Interview with the Staff Development Coordinator, on 03/21/2022 at 11:30 AM, revealed she had been in that role since 03/01/2022. Additionally, she had provided in-services on Personal Protective Equipment, handwashing and infection control. However, she had not provided in-servicing to kitchen staff. Further, she stated she was responsible to provide training and education related to all identified concerns in the building, for all staff, and all departments as applicable.
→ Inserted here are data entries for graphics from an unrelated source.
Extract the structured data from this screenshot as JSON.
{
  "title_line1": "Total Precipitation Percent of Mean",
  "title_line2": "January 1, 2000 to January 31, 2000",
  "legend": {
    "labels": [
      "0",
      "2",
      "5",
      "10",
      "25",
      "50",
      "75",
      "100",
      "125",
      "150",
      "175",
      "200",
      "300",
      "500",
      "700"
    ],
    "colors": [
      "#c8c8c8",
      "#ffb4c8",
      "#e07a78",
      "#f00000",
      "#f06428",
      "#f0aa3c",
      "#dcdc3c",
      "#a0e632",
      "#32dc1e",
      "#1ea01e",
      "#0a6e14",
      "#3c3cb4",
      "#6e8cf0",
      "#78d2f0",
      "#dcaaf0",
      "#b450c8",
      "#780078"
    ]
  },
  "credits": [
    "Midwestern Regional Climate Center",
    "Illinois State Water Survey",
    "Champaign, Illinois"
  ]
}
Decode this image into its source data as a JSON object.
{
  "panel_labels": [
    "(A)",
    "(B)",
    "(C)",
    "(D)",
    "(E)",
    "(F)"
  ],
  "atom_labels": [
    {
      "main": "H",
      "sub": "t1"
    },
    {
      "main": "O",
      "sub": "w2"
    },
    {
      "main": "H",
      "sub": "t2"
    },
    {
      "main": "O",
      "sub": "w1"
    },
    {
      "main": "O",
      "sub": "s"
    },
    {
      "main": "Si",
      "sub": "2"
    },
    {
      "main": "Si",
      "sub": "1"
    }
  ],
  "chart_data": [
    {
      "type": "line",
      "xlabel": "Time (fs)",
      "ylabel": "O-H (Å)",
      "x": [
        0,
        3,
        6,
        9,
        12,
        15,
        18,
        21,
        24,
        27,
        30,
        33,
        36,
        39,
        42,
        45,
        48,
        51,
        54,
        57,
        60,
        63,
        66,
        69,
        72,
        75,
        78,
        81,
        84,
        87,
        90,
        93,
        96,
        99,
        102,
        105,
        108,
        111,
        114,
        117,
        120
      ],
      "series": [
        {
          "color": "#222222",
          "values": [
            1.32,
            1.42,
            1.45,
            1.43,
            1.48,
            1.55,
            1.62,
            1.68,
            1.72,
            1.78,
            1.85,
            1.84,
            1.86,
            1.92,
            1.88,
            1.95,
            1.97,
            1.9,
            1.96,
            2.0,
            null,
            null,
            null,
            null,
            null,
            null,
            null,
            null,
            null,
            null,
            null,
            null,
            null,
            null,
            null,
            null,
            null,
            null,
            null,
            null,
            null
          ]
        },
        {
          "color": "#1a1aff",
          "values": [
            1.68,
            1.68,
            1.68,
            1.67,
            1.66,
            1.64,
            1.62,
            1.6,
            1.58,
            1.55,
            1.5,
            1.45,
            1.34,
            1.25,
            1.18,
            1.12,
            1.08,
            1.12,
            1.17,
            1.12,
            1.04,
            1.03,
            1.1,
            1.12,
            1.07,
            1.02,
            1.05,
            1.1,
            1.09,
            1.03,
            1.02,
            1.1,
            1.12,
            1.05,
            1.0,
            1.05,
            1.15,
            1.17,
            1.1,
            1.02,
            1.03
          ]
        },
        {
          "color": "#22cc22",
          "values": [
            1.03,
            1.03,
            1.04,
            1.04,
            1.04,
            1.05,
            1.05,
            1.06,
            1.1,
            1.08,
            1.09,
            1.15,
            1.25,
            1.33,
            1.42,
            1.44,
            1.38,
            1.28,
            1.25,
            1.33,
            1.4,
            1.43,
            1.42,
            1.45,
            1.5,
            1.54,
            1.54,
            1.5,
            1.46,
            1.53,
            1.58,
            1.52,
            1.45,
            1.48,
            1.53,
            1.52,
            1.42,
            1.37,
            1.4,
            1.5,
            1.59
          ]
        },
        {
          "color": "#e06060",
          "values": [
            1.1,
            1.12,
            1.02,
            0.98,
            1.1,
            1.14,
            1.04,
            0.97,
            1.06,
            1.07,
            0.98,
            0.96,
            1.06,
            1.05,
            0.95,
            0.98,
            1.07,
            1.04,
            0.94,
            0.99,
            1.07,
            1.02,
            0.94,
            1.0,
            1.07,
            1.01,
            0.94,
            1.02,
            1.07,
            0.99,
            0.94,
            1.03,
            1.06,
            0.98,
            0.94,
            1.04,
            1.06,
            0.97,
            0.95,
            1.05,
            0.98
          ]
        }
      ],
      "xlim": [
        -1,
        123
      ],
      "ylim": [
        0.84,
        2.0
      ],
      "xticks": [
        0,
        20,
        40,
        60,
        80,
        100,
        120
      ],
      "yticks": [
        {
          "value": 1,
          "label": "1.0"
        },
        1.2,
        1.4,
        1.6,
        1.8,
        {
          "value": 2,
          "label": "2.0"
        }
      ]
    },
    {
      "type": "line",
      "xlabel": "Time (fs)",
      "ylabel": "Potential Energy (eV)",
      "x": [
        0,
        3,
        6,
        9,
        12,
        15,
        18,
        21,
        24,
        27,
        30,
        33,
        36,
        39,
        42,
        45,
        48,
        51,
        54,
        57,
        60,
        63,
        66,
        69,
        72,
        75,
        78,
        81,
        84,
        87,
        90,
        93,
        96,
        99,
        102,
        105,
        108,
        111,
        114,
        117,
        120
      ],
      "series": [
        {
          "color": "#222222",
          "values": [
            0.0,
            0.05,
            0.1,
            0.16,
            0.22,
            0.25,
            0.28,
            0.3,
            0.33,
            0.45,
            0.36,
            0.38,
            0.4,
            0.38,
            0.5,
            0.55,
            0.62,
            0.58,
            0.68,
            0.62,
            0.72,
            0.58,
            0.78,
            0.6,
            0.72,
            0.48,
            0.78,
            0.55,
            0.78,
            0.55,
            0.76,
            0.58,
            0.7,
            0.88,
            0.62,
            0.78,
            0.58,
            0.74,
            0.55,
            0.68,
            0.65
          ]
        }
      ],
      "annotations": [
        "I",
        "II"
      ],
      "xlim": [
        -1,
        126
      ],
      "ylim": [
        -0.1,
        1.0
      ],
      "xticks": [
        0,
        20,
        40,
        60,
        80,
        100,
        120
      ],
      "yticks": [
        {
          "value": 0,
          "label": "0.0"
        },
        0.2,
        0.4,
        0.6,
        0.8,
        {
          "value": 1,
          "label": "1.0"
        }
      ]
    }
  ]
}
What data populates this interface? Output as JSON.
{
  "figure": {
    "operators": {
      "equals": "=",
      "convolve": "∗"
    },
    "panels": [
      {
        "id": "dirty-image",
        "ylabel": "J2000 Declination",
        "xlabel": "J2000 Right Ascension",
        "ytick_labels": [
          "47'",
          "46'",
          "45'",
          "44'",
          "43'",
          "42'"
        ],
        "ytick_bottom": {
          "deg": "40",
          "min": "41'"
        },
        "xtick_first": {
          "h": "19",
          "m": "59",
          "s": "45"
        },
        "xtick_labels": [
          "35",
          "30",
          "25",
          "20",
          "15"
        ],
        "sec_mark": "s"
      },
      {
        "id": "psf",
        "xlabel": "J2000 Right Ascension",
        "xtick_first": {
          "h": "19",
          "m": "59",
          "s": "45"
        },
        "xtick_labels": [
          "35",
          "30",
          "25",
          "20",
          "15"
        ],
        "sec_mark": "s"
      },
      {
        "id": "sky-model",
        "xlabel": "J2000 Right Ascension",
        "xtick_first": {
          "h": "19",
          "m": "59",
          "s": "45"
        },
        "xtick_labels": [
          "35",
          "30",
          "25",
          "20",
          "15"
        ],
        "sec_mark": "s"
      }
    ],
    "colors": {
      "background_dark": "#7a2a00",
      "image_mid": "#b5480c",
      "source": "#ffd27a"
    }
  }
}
Interview with Dietary Aide #1, on 03/24/2022 at 11:40 AM, revealed he had worked in the kitchen for two (2) and a half years, and had been trained on temperature logs, refrigerator logs, the three (3) compartment sink log, and the dry storage log. Per interview, it was important to have record of temperatures, in order to know they were in the right range to ensure food was not spoiled. He stated dishwater was made and tested every two (2) hours and he would know the right concentration was prepared by testing the sink water with the strip paper for 10 seconds. He said the strip's color would be compared to the color key on the side of the box of strips. He stated the strip dipped in the sanitizer treated water should read 200 PPM, because that would be the acceptable range. Continued interview with Dietary Aide #1 revealed the proper chemical concentration was important for proper sanitation of the cookware/dishware. In addition, he said the number was important, because if the dishes used for serving food were contaminated, that could lead to food borne illnesses. Per interview, he stated the water temperature should be 120 degrees Fahrenheit for soap water, rinse water should be 110 degrees Fahrenheit; and sanitizer water should measure 65-75 degrees Fahrenheit. The Dietary Aide stated the stove should be cleaned at least once a week, and the cook cleaned it. Further, the trash can lids were cleaned weekly, and the trash can tops should always be in the down position, to prevent food and refuse from falling on the floor. He said pitchers of beverages should be covered and labeled to prevent contamination. He stated it had been awhile since he received training on those issues, but he had received training on wearing beard guards in the kitchen, in order to keep hair out of the food.
Interview with the Director of Nursing, on 03/26/2022 at 4:00 PM, revealed that she expected the kitchen to be clean and sanitary at all times to ensure Infection Control.
Interview with the Administrator, on 03/26/2022 at 4:30 PM, revealed he expected the kitchen to be clean and sanitized at all times so food would be served in a safe manner.